On assiste cette dernière décennie à un foisonnement des techniques de fécondation in vitro (FIV), dont beaucoup sont fondées sur des suppositions. Il est temps d’y mettre bon ordre. Plus de 300 scientifiques et médecins européens ont répondu présent à l’appel de la clinique espagnole Eugin (Barcelone) et promotrice du congrès EBART (pour Evidence Based Assisted Reproduction Technology).
« Le concept du congrès EBART n’est pas d’annoncer les "latest news", précise le Dr Rita Vassena, directrice scientifique de la clinique Eugin, mais de comparer et d’étudier les différentes techniques de FIV afin de faire le tri entre celles répondant aux critères de l’Evidence Based Medecine (EBM) et celles aux preuves scientifiques lacunaires ou sans aucune valeur ajoutée pour les femmes vis-à-vis de leurs chances de grossesse ». En effet, bon nombre de techniques sont pratiquées dans de nombreuses cliniques sans avoir encore démontré leur intérêt pour les patientes. « Trop souvent, des techniques obéissant parfois à des modes sont proposées sans que celles-ci n’aient démontré dans des essais prospectifs randomisés contrôlés leur supériorité en termes de probabilité accrue pour les femmes de tomber enceinte, regrette Valérie Vernaeve, directrice médicale d’Eugin. Ça n’est pas tant une question de sécurité mais de faux espoirs donnés aux femmes, au risque d’une perte de temps et d’argent », poursuit le Dr Vassena.
L’exigence de techniques validées
L’idée est que toute nouvelle technique soit dûment validée selon l’EBM mais aussi que le discours tenu aux patientes soit transparent. C’est par exemple le cas du Hatching ou « éclosion assistée » (qui consiste à fragiliser la zone pellucide) ou des caméras Timelaps placées dans les incubateurs d’embryons.

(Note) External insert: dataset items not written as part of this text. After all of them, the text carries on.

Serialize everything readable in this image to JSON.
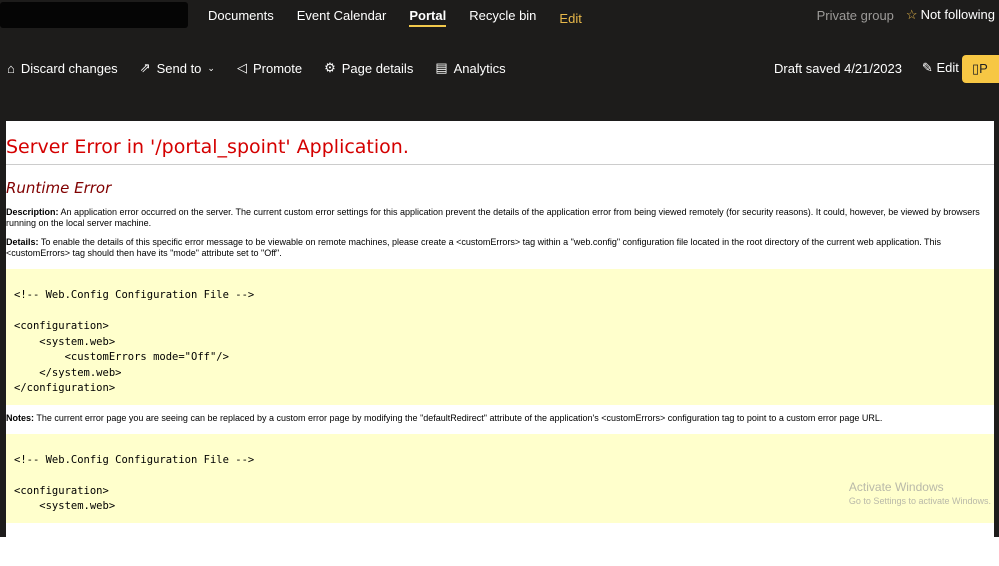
{
  "nav": {
    "items": [
      "Documents",
      "Event Calendar",
      "Portal",
      "Recycle bin"
    ],
    "edit": "Edit",
    "private_group": "Private group",
    "follow": "Not following"
  },
  "toolbar": {
    "discard": "Discard changes",
    "send_to": "Send to",
    "promote": "Promote",
    "page_details": "Page details",
    "analytics": "Analytics",
    "draft_saved": "Draft saved 4/21/2023",
    "edit": "Edit",
    "publish": "P"
  },
  "error": {
    "title": "Server Error in '/portal_spoint' Application.",
    "subtitle": "Runtime Error",
    "desc_label": "Description:",
    "desc": " An application error occurred on the server. The current custom error settings for this application prevent the details of the application error from being viewed remotely (for security reasons). It could, however, be viewed by browsers running on the local server machine.",
    "details_label": "Details:",
    "details": " To enable the details of this specific error message to be viewable on remote machines, please create a <customErrors> tag within a \"web.config\" configuration file located in the root directory of the current web application. This <customErrors> tag should then have its \"mode\" attribute set to \"Off\".",
    "code1": "<!-- Web.Config Configuration File -->\n\n<configuration>\n    <system.web>\n        <customErrors mode=\"Off\"/>\n    </system.web>\n</configuration>",
    "notes_label": "Notes:",
    "notes": " The current error page you are seeing can be replaced by a custom error page by modifying the \"defaultRedirect\" attribute of the application's <customErrors> configuration tag to point to a custom error page URL.",
    "code2": "<!-- Web.Config Configuration File -->\n\n<configuration>\n    <system.web>"
  },
  "watermark": {
    "title": "Activate Windows",
    "sub": "Go to Settings to activate Windows."
  }
}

À ce jour, rien ne permet d’affirmer qu’elles augmentent les chances de grossesse.
Même constat pour le dépistage chromosomique, une technique d’analyse des chromosomes embryonnaires (screening préimplantatoire ou PGS) dont la finalité est de sélectionner les embryons ayant le plus haut potentiel d’implantation. Les études ont été conduites chez des femmes jeunes qui disposent de nombreux embryons où il permet d’augmenter chez elles le taux de grossesse. « Or 90 % des tests PGS sont réalisés chez des patientes d’âge reproductif avancé, poursuit Valérie Vernaeve. Dans ces tranches d’âge, non seulement son intérêt n’a pas été démontré mais cela pourrait, selon des études, jouer au détriment de ces femmes qui disposent de peu d’embryons ». Des données à large échelle sont prochainement attendues.

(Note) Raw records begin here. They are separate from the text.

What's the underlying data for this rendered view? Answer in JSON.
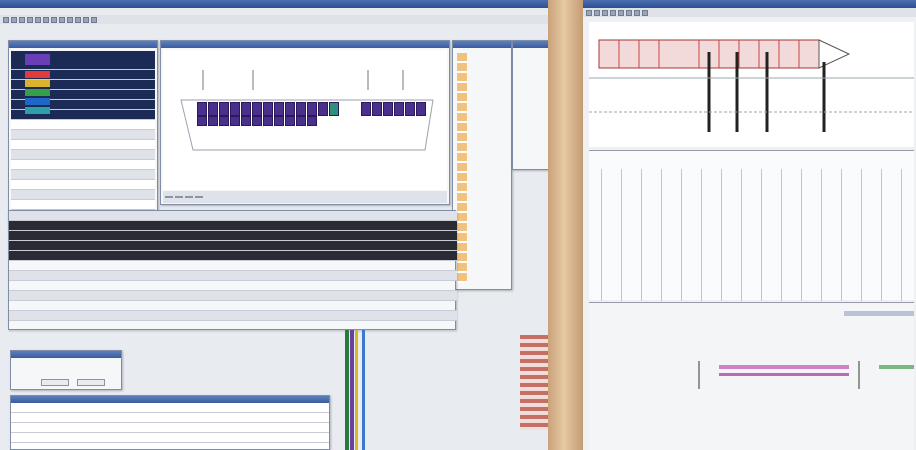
{
  "left_app": {
    "title": "",
    "menu_items": [
      "",
      "",
      "",
      "",
      "",
      "",
      "",
      ""
    ],
    "toolbar_icons": [
      "new-icon",
      "open-icon",
      "save-icon",
      "print-icon",
      "cut-icon",
      "copy-icon",
      "paste-icon",
      "undo-icon",
      "redo-icon",
      "zoom-icon",
      "search-icon",
      "grid-icon"
    ]
  },
  "bay_window": {
    "title": "",
    "tabs": [
      "",
      "",
      "",
      ""
    ],
    "status": ""
  },
  "cargo_list": {
    "colors": [
      "#6a3fb5",
      "#e23b3b",
      "#d9b32a",
      "#35a047",
      "#1f67c7",
      "#2e9fa8",
      "#8e44ad"
    ],
    "rows": 24
  },
  "table_window": {
    "columns": [
      "",
      "",
      "",
      "",
      "",
      "",
      "",
      ""
    ],
    "rows": 12
  },
  "dialog": {
    "title": "",
    "message": "",
    "ok_label": "",
    "cancel_label": ""
  },
  "console": {
    "lines": [
      "",
      "",
      "",
      ""
    ]
  },
  "right_app": {
    "title": "",
    "toolbar_icons": [
      "new-icon",
      "open-icon",
      "save-icon",
      "print-icon",
      "zoom-in-icon",
      "zoom-out-icon",
      "pan-icon",
      "select-icon"
    ],
    "vessel_label": "",
    "timeline_label": ""
  },
  "colors": {
    "accent": "#3a5d9f",
    "bay_cells": "#4b2f8c",
    "bezel": "#c9a27a"
  }
}
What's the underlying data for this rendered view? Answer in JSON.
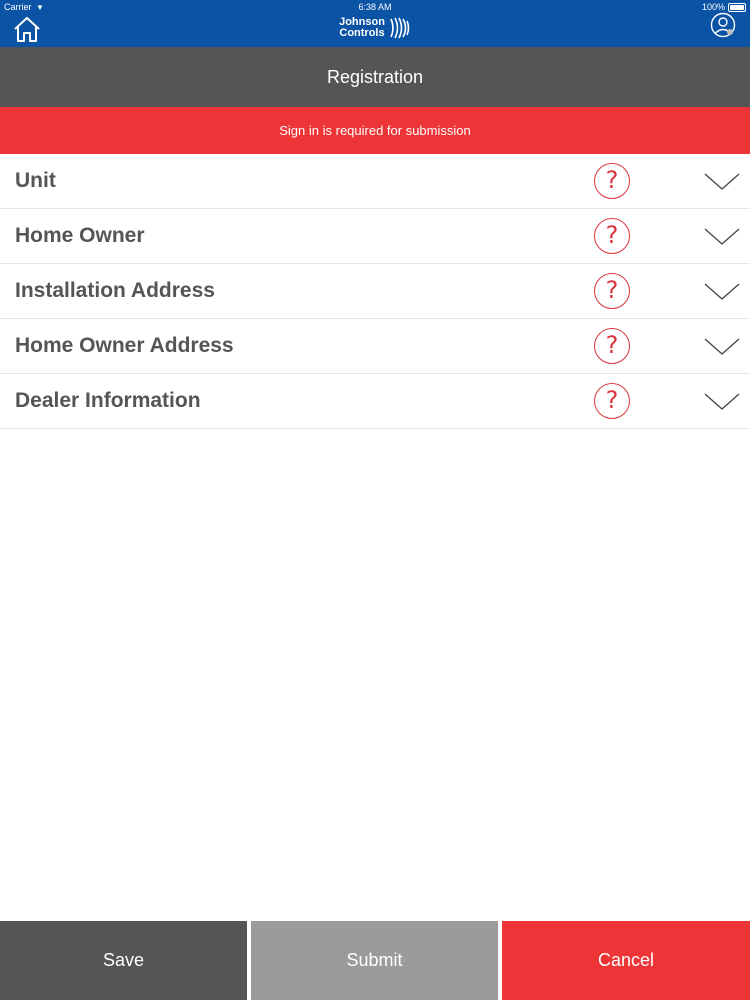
{
  "status_bar": {
    "carrier": "Carrier",
    "time": "6:38 AM",
    "battery": "100%"
  },
  "header": {
    "brand_line1": "Johnson",
    "brand_line2": "Controls",
    "home_icon": "home-icon",
    "account_icon": "user-account-icon"
  },
  "title": "Registration",
  "notice": "Sign in is required for submission",
  "sections": [
    {
      "label": "Unit"
    },
    {
      "label": "Home Owner"
    },
    {
      "label": "Installation Address"
    },
    {
      "label": "Home Owner Address"
    },
    {
      "label": "Dealer Information"
    }
  ],
  "section_help_glyph": "?",
  "actions": {
    "save": "Save",
    "submit": "Submit",
    "cancel": "Cancel"
  },
  "colors": {
    "header_blue": "#0a53a5",
    "title_gray": "#555555",
    "notice_red": "#ed3436",
    "help_red": "#d8343e",
    "submit_gray": "#9b9b9b"
  }
}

La création d’un label reconnu
Deux études récentes montrent que lorsque l’on choisit des embryons euploïdes, le taux d’implantation est identique quel que soit l’âge. Ainsi « 80 % des fausses couches sont liées à des anomalies chromosomiques, chiffre le Pr René Frydman (hôpital Foch, Suresnes). Cela ne résout pas tout, mais mieux cibler ces embryons euploïdes pourrait être une solution avec un taux d’implantation tout à fait acceptable chez les femmes "âgées". Aujourd’hui, 70 % des embryons ne vont pas s’implanter. On sait les reconnaître, en partie, du fait de la recherche d’anomalies chromosomiques par un examen génétique. Cet examen est interdit en France, alors qu’il pourrait aider bien des femmes. Il ne faut pas forcément le proposer à toutes, mais par exemple chez des couples où il y a eu des fausses couches à répétition. » Avec le diagnostic et le dépistage préimplantatoire, un autre enjeu majeur est « celui des tests génétiques avant l’appariement des gamètes, ajoute René Frydman, qu’il faudra accompagner, non pas uniquement pour la PMA mais aussi dans le cadre d’une recherche plus générale sur l’ADN circulant ». Dans la dynamique du congrès EBART, la création d’un label reconnu par les sociétés savantes au niveau européen et les acteurs du domaine sera concrétisée dans les prochains mois, permettant d’évaluer le degré de preuve de chaque technique de FIV.